Suspect Luigi Mangione’s fingerprints also match a water bottle and a sandwich wrapper that police found near the scene in midtown Manhattan, Commissioner Jessica Tisch said at an unrelated news conference. Police had previously said they believed the gunman purchased the items at a nearby coffee shop while waiting for his target.
Mangione, 26, was charged with murder in the shooting last week of Brian Thompson, who ran the largest health insurance company in the United States.
Authorities have said the writings found in Mangione’s possession suggested a hatred of corporate greed.
They have recovered a spiral notebook that Mangione kept, along with a three-page handwritten letter found when he was arrested Monday in Pennsylvania, a law enforcement official said Wednesday. Police have not revealed the contents of the notebook.
The letter hinted at the possibility that clues about the attack — “some scattered notes and to-do lists that illuminate the essence of it” — could be found in the notebook, the law enforcement official said. The officer was not authorized to release information about the investigation and spoke with The Associated Press on condition of anonymity.
The NYPD’s top detective, Joseph Kenny, told C.B.S. Tuesday that the reason could have been related to an accident that sent Mangione to an emergency room on July 4, 2023.
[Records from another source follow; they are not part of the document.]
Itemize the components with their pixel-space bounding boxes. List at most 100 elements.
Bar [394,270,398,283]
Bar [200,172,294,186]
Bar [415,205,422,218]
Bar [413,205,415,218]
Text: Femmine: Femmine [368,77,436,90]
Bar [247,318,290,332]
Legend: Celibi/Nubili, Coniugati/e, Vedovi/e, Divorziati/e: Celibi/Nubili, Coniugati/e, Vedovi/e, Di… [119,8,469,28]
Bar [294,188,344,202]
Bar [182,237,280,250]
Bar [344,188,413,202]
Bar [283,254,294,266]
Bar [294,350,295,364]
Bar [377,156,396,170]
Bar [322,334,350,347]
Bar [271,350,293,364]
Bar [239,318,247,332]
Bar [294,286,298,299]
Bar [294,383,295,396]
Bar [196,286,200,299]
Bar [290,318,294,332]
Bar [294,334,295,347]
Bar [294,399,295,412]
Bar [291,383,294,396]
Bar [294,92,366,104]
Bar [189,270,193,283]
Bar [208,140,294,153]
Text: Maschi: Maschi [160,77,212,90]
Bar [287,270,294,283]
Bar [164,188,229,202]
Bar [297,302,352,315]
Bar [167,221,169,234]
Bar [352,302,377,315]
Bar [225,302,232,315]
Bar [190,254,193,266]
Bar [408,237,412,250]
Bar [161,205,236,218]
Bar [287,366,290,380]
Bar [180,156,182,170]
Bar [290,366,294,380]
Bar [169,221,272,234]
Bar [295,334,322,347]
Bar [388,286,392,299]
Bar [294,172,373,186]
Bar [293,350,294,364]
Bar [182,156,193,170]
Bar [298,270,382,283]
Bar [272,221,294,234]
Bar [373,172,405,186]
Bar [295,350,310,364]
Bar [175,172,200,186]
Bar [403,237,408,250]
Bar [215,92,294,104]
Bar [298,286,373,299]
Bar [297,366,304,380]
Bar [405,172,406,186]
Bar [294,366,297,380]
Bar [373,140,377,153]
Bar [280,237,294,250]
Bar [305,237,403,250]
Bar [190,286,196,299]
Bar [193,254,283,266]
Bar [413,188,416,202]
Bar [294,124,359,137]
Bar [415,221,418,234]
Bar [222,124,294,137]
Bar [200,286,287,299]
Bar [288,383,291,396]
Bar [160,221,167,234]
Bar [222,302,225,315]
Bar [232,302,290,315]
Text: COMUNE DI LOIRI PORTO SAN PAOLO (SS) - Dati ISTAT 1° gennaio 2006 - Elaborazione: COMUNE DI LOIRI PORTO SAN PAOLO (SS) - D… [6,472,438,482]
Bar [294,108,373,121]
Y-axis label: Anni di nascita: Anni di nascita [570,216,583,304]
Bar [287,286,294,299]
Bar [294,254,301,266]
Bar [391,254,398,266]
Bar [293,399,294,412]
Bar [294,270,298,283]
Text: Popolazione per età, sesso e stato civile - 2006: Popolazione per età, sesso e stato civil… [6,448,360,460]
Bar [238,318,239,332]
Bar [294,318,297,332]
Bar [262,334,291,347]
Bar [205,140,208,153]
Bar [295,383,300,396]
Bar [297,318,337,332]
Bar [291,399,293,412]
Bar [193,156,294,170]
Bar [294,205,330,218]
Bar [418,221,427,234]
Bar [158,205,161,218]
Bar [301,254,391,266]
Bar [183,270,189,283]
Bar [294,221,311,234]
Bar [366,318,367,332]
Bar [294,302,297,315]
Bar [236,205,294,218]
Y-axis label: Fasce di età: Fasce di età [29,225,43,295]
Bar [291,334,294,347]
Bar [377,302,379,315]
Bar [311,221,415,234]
A bulletin obtained by the AP earlier this week said the letter disparaged corporate greed and what Mangione called “parasitic” health insurance companies. The graduate of prestigious schools wrote that the United States has the most expensive health care system in the world and that the profits of large corporations continue to increase while life expectancy does not, according to the newsletter.
In his first public words since his arrest, Mangione shouted about an “insult to the intelligence of the American people” on the way to court Tuesday. Mangione remained jailed without bail Wednesday in Pennsylvania, where he was initially charged with weapons and forgery offenses.
Manhattan prosecutors were working to bring him to New York. At a brief hearing Tuesday in Pennsylvania, defense attorney Thomas Dickey said Mangione will not waive extradition and instead wants a hearing on the matter.
“You can’t rush a judgment in this case or any case,” Dickey said afterward. “His innocence is presumed. Let’s not forget that.”
Mangione was arrested in Altoona, about 230 miles (370 kilometers) west of New York City, after a McDonald’s customer recognized him and notified an employee, authorities said.
NYPD officials have said Mangione was carrying a gun like the one used to kill Thompson and the same fake ID the suspected shooter had used to check into a New York hostel, along with a passport and other identification. fraudulent.
Thompson, 50, was killed Dec. 4 while walking alone to a Manhattan hotel for an investor conference. Based on surveillance video, New York investigators determined that the shooter quickly fled the city, probably by bus.
His subsequent movements are unclear, but authorities believe he took steps to stay under the radar. Prosecutors said at his hearing in Pennsylvania this week that when he was arrested, he had bags for his cellphone and laptop that prevent such devices from transmitting signals that authorities can use to track them.
Mangione, the grandson of a well-known Maryland real estate developer and philanthropist, had a graduate degree in computer science and worked for a time at a car-buying website. During the first half of 2022, he stayed in a “co-living” space in Hawaii, where those who knew him said he suffered from severe and sometimes debilitating back pain.
His relatives have said in a statement that they are “shocked and devastated” by his arrest.
Patient outrage
Healthcare companies are stepping back to better understand patient experiences after assassination of powerful health insurance executive.
The killing ignited a groundswell of anger from Americans struggling to receive and pay for health care.
“Our healthcare system needs to be better… There are a lot of things that should cause a lot of outrage,” said Amazon Pharmacy Chief Medical Officer Vin Gupta. “It is also true that that (murder) should not have happened. There cannot be this false moral equivalence in our discourse.”
The New York Times said an internal New York City Police report analyzing the document concluded that Mangione saw the murder as a justified response to what he believed was corruption in the healthcare industry.